Published online by Cambridge University Press: 08 April 2016
Nature's discontinuities occur both in the hierarchical structuring of genealogical individuals and in the distinct processes operating at different scales of time, here called tiers. Conventional evolutionary theory denies this structuring and attempts to render the larger scales as simple extrapolation from (or reduction to) the familiar and immediate—the struggle among organisms at ecological moments (conventional individuals at the first tier).

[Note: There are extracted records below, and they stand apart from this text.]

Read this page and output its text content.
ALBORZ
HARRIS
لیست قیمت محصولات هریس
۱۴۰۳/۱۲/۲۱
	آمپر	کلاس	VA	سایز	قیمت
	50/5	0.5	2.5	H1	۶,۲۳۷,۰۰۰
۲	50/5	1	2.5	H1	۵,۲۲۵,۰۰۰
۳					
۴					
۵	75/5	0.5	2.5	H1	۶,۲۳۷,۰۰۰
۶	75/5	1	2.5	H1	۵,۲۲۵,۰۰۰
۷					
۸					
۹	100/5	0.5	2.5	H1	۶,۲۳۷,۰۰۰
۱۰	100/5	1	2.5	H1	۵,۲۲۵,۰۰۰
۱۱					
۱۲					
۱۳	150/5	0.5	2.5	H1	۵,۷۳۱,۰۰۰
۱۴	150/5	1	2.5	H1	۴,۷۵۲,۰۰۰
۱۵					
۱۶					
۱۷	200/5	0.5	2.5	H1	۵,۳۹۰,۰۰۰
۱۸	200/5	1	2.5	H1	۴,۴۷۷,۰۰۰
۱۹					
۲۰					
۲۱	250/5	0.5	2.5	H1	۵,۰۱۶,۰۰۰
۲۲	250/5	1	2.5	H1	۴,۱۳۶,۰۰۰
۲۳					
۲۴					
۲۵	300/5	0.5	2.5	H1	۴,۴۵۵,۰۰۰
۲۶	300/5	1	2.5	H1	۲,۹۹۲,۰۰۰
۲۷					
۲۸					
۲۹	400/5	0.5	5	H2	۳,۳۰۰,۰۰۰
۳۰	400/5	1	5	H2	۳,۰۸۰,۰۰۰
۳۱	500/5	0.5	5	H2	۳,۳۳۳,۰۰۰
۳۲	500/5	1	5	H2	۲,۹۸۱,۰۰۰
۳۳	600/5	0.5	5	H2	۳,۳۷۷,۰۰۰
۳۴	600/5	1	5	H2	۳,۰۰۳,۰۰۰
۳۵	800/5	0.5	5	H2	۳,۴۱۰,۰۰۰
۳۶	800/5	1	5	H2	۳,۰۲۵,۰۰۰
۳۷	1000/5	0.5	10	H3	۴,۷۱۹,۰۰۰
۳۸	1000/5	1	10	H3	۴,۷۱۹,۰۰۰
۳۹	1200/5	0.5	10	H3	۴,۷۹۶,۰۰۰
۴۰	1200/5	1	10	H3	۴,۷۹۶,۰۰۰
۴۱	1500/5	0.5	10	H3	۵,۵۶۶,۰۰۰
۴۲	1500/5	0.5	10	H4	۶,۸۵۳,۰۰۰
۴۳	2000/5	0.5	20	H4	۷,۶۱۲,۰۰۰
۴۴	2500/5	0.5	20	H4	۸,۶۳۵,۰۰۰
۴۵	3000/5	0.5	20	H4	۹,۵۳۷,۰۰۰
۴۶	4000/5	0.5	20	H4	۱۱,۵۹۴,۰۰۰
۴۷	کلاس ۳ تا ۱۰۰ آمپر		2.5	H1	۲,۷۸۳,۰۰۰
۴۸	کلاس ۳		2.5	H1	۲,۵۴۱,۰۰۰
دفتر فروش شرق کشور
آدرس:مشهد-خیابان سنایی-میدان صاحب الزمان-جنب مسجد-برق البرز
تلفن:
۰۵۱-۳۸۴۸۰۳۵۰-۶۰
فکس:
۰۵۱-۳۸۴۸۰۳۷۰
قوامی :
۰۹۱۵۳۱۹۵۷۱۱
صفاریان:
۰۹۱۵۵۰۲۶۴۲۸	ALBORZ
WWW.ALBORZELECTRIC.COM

I propose that we consider distinct processes at three separable tiers of time: ecological moments, normal geological time (trends during millions of years), and periodic mass extinctions.
I designate as “the paradox of the first tier” our failure to find progress in life's history, when conventional theory (first tier processes acting on organisms) expects it as a consequence of competition under Darwin's metaphor of the wedge. I suggest a resolution of the paradox: whatever accumulates at the first tier is sufficiently reversed, undone, or overriden by processes of the higher tiers. In particular, punctuated equilibrium at the second tier produces trends for suites of reasons unrelated to the adaptive benefits of organisms (conventional progress). Mass extinction at the third tier, a recurring process now recognized as more frequent, more rapid, more intense, and more different than we had imagined, works by different rules and may undo whatever the lower tiers had accumulated.